Here, in FIG. 5, 10 is a test jig, 12 is a ceramic rod, 14 is an attached salt content, and 16 is a test piece.

  In Tables 1 to 3, it can be seen that the Ni steel sheet for low temperature according to the present disclosure example is excellent in base material strength, base material toughness, and stress corrosion cracking resistance, and is excellent as a low temperature material.
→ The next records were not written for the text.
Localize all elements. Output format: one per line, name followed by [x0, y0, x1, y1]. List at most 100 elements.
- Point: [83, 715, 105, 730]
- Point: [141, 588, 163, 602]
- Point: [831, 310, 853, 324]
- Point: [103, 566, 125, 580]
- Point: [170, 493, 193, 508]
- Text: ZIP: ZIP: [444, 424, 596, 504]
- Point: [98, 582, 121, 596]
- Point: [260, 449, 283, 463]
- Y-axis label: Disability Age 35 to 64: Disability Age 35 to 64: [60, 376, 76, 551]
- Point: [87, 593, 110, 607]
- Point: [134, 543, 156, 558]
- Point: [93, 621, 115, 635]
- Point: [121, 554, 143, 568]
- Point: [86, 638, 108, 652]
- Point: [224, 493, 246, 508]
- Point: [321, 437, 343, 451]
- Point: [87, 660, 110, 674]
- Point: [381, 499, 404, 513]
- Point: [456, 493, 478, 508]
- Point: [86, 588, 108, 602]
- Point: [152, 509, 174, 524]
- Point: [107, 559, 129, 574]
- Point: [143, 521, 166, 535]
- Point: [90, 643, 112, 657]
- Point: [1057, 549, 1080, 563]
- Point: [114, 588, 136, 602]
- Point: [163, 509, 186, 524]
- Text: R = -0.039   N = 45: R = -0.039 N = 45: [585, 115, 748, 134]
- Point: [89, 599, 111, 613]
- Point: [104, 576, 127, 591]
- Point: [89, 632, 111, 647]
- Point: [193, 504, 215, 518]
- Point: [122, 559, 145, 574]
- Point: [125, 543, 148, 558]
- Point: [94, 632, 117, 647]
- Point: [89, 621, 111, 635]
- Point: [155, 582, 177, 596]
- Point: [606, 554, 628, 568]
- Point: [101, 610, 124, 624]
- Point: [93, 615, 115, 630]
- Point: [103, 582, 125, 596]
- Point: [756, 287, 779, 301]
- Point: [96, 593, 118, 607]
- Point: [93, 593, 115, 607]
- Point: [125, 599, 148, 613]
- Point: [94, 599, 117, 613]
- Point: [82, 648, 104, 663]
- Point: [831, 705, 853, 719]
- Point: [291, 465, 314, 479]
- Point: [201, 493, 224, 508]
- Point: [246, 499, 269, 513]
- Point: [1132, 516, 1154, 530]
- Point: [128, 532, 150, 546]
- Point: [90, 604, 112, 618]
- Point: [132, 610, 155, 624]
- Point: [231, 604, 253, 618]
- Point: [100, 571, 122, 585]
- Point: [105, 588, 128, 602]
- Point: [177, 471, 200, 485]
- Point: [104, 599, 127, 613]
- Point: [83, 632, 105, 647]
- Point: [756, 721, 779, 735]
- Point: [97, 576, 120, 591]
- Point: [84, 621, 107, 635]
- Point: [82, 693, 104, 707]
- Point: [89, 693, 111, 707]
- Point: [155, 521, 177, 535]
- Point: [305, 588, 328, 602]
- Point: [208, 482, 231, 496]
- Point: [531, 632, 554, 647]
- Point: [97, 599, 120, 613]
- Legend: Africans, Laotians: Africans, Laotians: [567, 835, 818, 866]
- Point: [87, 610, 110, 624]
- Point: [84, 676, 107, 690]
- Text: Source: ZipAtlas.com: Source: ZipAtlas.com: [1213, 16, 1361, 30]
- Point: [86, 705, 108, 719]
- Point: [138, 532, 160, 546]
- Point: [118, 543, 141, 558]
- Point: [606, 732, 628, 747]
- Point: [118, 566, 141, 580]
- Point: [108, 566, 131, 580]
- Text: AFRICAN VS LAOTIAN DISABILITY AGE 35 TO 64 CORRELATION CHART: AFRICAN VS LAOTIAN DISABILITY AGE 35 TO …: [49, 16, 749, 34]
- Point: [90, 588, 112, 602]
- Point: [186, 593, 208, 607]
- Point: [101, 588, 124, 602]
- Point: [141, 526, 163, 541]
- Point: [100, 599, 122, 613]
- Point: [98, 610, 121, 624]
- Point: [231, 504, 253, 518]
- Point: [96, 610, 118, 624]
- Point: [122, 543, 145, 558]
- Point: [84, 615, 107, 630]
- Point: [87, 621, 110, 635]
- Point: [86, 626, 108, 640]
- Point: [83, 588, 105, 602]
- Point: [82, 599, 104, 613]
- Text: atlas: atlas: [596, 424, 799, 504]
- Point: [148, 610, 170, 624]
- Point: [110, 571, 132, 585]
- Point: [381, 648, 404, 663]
  On the other hand, in the comparative example that does not satisfy the conditions specified in the present disclosure, it can be seen that the target characteristics cannot be obtained in the base material strength, base material toughness, and stress corrosion cracking resistance.

<1>
% By mass
C: 0.010 to 0.150%,
Si: 0.01-0.60%,
Mn: 0.20 to 2.00%,
P: 0.010% or less,
S: 0.010% or less,
Ni: 5.00 to 9.50%,
Al: 0.005 to 0.100%,
N: 0.0010 to 0.0100%,
Cu: 0 to 1.00%,
Sn: 0 to 0.80%,
Sb: 0 to 0.80%,
Cr: 0 to 2.00%
Mo: 0 to 1.00%,
W: 0 to 1.00%,
V: 0 to 1.00%,
Nb: 0 to 0.100%,
Ti: 0 to 0.100%,
Ca: 0 to 0.0200%
B: 0 to 0.0500%
Mg: 0 to 0.0100%,
REM: 0-0.0200%, and the balance: Fe and impurities,
The volume fraction of retained austenite at a position of 1.5 mm in the thickness direction from the surface is 3.0 to 20.0% by volume,
The maximum distance between adjacent austenite on the former austenite grain boundary at a position of 1.5 mm in the thickness direction from the surface is 12.5 μm or less,
Circle equivalent diameter of the retained austenite in the 1/4 position in the thickness in the thickness direction from the surface Ri der less 2.5 [mu] m,
A low-temperature nickel-containing steel sheet having a yield strength of 590 to 800 MPa, a tensile strength of 690 to 830 MPa, and a Charpy impact absorption energy at −196 ° C. of 150 J or more .
<2>
% By mass
The nickel-containing steel sheet for low temperature as described in <1> whose Ni content is 8.00 to 9.50% by mass%.
<3>
The nickel-containing steel sheet for low temperature as described in <1> or <2> whose plate | board thickness is 6 mm or more and 50 mm or less.
< 4 >
<1>-< 3 > The tank for low temperature manufactured using the nickel-containing steel plate for low temperature of any one of <1>.

Claims (5)

% By mass
C: 0.010 to 0.150%,
Si: 0.01-0.60%,
Mn: 0.20 to 2.00%,
P: 0.010% or less,
S: 0.010% or less,
Ni: 5.00 to 9.50%,
Al: 0.005 to 0.100%,
N: 0.0010 to 0.0100%,
Cu: 0 to 1.00%,
Sn: 0 to 0.80%,
Sb: 0 to 0.80%,
Cr: 0 to 2.00%
Mo: 0 to 1.00%,
W: 0 to 1.00%,
V: 0 to 1.00%,
Nb: 0 to 0.100%,
Ti: 0 to 0.100%,
Ca: 0 to 0.0200%
B: 0 to 0.0500%
Mg: 0 to 0.0100%,
REM: 0-0.0200%, and the balance: Fe and impurities,
The volume fraction of retained austenite at a position of 1.5 mm in the thickness direction from the surface is 3.0 to 20.0% by volume,
The maximum distance between adjacent austenite on the former austenite grain boundary at a position of 1.5 mm in the thickness direction from the surface is 12.5 μm or less,
A nickel-containing steel sheet for low temperature in which the equivalent circle diameter of retained austenite at a position of 1/4 of the thickness in the thickness direction from the surface is 2.5 μm or less. % By mass
The nickel-containing steel sheet for low temperature according to claim 1, wherein the content of Ni is 8.00 to 9.50% by mass.   The nickel-containing steel sheet for low temperature according to claim 1 or 2, wherein the yield strength is 590 to 800 MPa, the tensile strength is 690 to 830 MPa, and the Charpy impact absorption energy at -196 ° C is 150 J or more.   Plate | board thickness is 6-50 mm, The nickel containing steel plate for low temperature of any one of Claims 1-3.   The low temperature tank manufactured using the low temperature nickel containing steel plate of any one of Claims 1-4.